Apache HBase Architecture Overview - Comparing the Use of Amazon DynamoDB and Apache HBase for NoSQL

Apache HBase Architecture Overview

Apache HBase is typically deployed on top of HDFS. Apache ZooKeeper is a critical component for maintaining configuration information and managing the entire Apache HBase cluster.

The three major Apache HBase components are the following:

  • Client API — Provides programmatic access to Data Manipulation Language (DML) for performing CRUD operations on HBase tables.

  • Region servers — HBase tables are split into regions and are served by region servers.

  • Master server — Responsible for monitoring all region server instances in the cluster and is the interface for all metadata changes.

Apache HBase stores data in indexed store files called HFiles on HDFS. The store files are sequences of blocks with a block index stored at the end for fast lookups. The store files provide an API to access specific values as well as to scan ranges of values, given a start and end key.
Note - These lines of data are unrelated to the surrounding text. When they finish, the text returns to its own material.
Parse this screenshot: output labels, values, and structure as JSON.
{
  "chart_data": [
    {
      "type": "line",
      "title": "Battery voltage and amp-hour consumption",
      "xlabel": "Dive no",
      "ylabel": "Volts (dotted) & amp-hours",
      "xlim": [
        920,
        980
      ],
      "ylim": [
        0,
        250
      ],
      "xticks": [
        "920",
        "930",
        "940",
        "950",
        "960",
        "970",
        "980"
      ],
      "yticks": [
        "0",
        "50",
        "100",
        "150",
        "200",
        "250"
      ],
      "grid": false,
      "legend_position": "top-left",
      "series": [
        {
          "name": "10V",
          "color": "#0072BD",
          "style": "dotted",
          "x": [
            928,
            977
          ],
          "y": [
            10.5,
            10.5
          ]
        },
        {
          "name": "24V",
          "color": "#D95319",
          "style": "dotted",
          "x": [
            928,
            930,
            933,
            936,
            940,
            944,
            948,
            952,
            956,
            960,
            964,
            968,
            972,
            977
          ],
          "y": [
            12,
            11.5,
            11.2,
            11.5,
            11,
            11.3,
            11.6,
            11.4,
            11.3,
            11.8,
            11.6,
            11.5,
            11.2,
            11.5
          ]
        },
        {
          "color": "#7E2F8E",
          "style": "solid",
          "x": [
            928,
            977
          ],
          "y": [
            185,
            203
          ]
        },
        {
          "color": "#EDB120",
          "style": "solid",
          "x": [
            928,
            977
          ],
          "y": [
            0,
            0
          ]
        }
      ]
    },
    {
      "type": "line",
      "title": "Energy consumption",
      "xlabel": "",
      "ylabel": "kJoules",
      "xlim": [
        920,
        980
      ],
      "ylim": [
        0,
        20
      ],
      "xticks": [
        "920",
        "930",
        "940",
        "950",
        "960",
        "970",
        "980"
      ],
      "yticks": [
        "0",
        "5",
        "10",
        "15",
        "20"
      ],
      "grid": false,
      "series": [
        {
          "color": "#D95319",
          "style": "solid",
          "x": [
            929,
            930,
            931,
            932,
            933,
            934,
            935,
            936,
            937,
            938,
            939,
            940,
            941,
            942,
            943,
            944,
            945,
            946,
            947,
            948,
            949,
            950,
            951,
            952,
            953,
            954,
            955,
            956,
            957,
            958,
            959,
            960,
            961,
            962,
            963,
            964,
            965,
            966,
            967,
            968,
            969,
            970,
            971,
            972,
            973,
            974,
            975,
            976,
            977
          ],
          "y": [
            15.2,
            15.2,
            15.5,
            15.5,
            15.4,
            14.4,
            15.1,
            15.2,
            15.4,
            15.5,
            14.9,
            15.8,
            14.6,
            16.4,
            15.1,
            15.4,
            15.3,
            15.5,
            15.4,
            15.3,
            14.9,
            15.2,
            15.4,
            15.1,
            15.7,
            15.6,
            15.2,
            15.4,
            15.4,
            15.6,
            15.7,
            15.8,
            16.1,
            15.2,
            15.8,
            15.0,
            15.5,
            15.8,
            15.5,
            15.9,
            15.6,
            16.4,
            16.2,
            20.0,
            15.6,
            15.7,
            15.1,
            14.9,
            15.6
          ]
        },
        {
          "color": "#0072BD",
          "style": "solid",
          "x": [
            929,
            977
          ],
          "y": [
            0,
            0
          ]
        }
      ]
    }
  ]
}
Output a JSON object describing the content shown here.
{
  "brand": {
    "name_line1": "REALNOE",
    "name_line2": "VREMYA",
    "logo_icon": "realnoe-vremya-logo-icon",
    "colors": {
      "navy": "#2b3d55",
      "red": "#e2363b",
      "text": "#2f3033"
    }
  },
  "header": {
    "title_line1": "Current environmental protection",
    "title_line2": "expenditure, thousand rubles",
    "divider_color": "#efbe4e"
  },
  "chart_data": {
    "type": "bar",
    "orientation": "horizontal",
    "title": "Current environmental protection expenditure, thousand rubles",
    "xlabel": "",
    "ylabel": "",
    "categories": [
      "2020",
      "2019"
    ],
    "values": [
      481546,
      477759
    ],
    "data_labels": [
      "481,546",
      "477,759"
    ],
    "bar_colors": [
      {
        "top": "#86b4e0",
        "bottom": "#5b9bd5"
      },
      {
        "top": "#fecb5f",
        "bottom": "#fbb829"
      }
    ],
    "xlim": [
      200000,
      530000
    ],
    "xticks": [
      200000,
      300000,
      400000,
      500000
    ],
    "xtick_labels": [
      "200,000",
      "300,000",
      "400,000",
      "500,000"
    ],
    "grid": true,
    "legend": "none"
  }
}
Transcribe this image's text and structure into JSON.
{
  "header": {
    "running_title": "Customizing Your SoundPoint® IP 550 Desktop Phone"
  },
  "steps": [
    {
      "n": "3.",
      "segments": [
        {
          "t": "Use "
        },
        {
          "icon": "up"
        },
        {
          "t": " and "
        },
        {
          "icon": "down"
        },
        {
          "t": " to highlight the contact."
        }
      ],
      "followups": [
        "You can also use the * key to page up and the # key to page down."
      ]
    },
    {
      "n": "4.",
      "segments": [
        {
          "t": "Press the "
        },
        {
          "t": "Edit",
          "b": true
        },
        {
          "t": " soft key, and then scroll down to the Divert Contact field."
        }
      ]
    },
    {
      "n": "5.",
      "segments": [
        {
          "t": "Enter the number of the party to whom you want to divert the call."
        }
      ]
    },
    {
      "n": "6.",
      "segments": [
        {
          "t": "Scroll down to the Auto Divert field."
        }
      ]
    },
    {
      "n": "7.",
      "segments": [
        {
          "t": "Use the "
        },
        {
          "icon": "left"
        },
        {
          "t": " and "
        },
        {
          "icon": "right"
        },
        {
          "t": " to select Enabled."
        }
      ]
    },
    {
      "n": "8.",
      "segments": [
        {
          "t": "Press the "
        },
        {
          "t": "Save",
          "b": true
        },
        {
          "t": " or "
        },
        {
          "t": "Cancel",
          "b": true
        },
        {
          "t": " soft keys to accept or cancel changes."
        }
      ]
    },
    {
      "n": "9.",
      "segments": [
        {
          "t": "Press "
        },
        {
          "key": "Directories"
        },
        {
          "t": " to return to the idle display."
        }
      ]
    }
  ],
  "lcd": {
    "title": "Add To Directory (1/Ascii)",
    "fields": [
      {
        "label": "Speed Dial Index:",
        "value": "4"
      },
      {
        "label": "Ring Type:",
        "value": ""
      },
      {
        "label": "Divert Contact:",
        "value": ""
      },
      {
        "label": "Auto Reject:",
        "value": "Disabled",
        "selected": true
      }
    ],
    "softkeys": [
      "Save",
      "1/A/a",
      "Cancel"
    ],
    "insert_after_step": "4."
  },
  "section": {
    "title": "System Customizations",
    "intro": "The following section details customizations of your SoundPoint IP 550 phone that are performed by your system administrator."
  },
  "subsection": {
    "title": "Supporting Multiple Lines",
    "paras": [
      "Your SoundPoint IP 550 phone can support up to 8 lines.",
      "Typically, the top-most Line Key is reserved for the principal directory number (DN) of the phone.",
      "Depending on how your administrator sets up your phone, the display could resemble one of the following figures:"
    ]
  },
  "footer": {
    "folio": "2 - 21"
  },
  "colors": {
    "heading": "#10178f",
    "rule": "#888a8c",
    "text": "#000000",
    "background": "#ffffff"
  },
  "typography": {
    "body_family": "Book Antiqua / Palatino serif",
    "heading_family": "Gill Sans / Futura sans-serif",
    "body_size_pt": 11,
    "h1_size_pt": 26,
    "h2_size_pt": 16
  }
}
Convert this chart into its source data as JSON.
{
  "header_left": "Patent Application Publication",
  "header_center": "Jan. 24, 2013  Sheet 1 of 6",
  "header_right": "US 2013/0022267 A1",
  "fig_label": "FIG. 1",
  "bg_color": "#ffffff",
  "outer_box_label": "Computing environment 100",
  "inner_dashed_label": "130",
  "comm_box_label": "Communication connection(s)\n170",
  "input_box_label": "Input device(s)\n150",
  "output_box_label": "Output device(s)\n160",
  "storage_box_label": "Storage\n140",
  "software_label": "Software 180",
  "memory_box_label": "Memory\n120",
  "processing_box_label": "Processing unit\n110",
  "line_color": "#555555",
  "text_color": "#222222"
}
During a write operation, data is first written to a commit log called a write-ahead-log (WAL) and then moved into memory in a structure called Memstore. When the size of the Memstore exceeds a given maximum value, it is flushed as a HFile to disk. Each time data is flushed from Memstores to disk, new HFiles must be created. As the number of HFiles builds up, a compaction process merges the files into fewer, larger files.

A read operation essentially is a merge of data stored in the Memstores and in the HFiles. The WAL is never used in the read operation. It is meant only for recovery purposes if a server crashes before writing the in-memory data to disk.

A region in Apache HBase acts as a store per column family. Each region contains contiguous ranges of rows stored together. Regions can be merged to reduce the number of store files. A large store file that exceeds the configured maximum store file size can trigger a region split.

A region server can serve multiple regions. Each region is mapped to exactly one region server. Region servers handle reads and writes, as well as keeping data in-memory until enough is collected to warrant a flush. Clients communicate directly with region servers to handle all data-related operations.

The master server is responsible for monitoring and assigning regions to region servers and uses Apache ZooKeeper to facilitate this task. Apache ZooKeeper also serves as a registry for region servers and a bootstrap location for region discovery.

The master server is also responsible for handling critical functions such as load balancing of regions across region servers, region server failover, and completing region splits, but it is not part of the actual data storage or retrieval path.

You can run Apache HBase in a multi-master environment. All masters compete to run the cluster in a multi-master mode. However, if the active master shuts down, then the remaining masters contend to take over the master role.